Land slide disaster in eastern Uganda: rapid assessment of water, sanitation and hygiene situation in Bulucheke camp, Bududa district
1 Makerere University School of Public Health, Department of Community Health and Behavioural Sciences, P.O. Box 7072, Kampala, Uganda
2 Makerere University School of Public Health/CDC Fellowship Program, Kampala, Uganda
3 Ministry of Health Uganda, Integrated Disease Surveillance, Kampala, Uganda
4 Makerere University School of Public Health, Department of Disease Control and Environmental Health, Kampala, Uganda
Environmental Health 2011, 10:38 doi:10.1186/1476-069X-10-38Published: 14 May 2011
On 1st March 2010, a major landslide occurred on Mt. Elgon in Eastern Uganda. This was triggered by heavy rains that lasted over three months. The landslide buried three villages in Bududa district, killing over 400 and displacing an estimate of 5,000 people. A comprehensive assessment of water, sanitation and hygiene was urgently needed to inform interventions by the Ministries of Health, and Relief, Disaster Preparedness and Refugees, Uganda.
This was a cross-sectional study where both qualitative and quantitative data were collected two weeks after the disaster. Quantitative interviews involved 397 heads of households and qualitative methods comprised of 27 Key Informant interviews, four focus group discussions and observations. The survey quantified water safety (collection, treatment, storage) and hygiene practices. This was supplemented and triangulated with qualitative data that focused on community perceptions and beliefs regarding water and sanitation needs and practices. Quantitative data was entered in Epi-Info Version 3.2.2 software and then exported to SPSS Version 12 for analysis. Summary statistics and proportions were generated and bi-variable analysis performed for selected variables. Associations were assessed using odds ratios at 95% confidence intervals. Qualitative data was analyzed using content analysis.

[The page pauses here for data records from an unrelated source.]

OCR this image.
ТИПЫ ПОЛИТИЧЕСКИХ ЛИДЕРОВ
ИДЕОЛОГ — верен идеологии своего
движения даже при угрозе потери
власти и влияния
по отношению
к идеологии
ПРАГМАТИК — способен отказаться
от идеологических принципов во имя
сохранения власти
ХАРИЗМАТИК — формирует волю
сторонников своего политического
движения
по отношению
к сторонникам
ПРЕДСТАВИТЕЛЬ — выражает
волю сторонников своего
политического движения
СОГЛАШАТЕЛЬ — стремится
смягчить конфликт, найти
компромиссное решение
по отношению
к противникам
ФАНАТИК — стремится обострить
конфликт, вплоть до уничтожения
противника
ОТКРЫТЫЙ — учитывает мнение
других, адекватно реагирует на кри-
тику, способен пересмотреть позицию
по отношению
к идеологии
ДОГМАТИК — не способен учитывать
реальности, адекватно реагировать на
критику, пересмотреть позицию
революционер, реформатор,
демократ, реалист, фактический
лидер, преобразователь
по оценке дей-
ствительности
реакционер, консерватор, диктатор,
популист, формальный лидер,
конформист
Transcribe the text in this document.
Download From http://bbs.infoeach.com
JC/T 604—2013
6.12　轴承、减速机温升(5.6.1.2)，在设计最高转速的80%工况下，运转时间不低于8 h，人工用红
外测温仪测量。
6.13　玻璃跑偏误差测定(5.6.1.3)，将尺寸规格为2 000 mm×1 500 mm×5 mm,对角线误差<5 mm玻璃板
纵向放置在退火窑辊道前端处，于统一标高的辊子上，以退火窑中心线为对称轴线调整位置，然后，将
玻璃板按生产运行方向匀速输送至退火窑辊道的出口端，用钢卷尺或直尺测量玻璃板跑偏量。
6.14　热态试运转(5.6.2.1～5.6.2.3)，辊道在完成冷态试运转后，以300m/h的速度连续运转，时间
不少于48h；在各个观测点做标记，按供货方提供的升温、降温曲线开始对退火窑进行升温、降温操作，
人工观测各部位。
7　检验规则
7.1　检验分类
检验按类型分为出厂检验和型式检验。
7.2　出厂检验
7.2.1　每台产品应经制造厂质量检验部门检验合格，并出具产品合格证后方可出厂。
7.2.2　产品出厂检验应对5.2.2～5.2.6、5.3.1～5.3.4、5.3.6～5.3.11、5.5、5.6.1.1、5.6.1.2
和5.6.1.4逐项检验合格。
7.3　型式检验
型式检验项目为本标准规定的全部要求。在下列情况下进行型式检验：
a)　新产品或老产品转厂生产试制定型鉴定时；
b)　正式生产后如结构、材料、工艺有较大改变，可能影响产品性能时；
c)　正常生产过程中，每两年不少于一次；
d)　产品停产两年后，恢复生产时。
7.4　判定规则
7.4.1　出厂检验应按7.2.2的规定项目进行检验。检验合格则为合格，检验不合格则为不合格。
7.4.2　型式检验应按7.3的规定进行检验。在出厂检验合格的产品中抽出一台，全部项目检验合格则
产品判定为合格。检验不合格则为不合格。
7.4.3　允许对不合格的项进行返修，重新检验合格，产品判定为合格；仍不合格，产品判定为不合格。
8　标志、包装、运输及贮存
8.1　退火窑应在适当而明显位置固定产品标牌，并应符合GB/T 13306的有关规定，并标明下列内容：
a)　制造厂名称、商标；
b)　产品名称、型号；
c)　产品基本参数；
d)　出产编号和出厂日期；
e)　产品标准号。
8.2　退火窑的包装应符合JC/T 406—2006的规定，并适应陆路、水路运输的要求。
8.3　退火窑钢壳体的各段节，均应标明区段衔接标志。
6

Qualitative results showed that there were strong traditional beliefs governing water use and human excreta disposal. The use of river Manafwa water for household consumption was observed to potentially lead to disease outbreaks. Water from this river was reported tastier and the community culturally saw no need to boil drinking water. Latrines were few (23 for 5000 people), shallow, dirty (70% reported flies, 60% fecal littering), not separated by sex and had limited privacy and no light at night. This affected their use. Males were 3 times more likely to wash hands with soap after latrine use than females (OR = 3.584, 95%CI: 1.658-7.748). Of the 90% respondents who indicated that they always washed hands after latrine use, 76% said they used water and soap. Observations showed that water and soap were inconsistently available at the hand washing facilities. This situation influenced people's sanitation and hygiene behaviours. Nearly half (48%) indicated that at least a member of their household had fallen sick at least once since arrival at the camp.
There was inadequate access to safe water in the camp. Pit-latrines were inadequate, poorly maintained and not user-friendly for most people. Responsible authorities should design means of increasing and sustaining access to safe water, increase sanitation facilities and continuously educate the public on the need to observe good hygiene practices.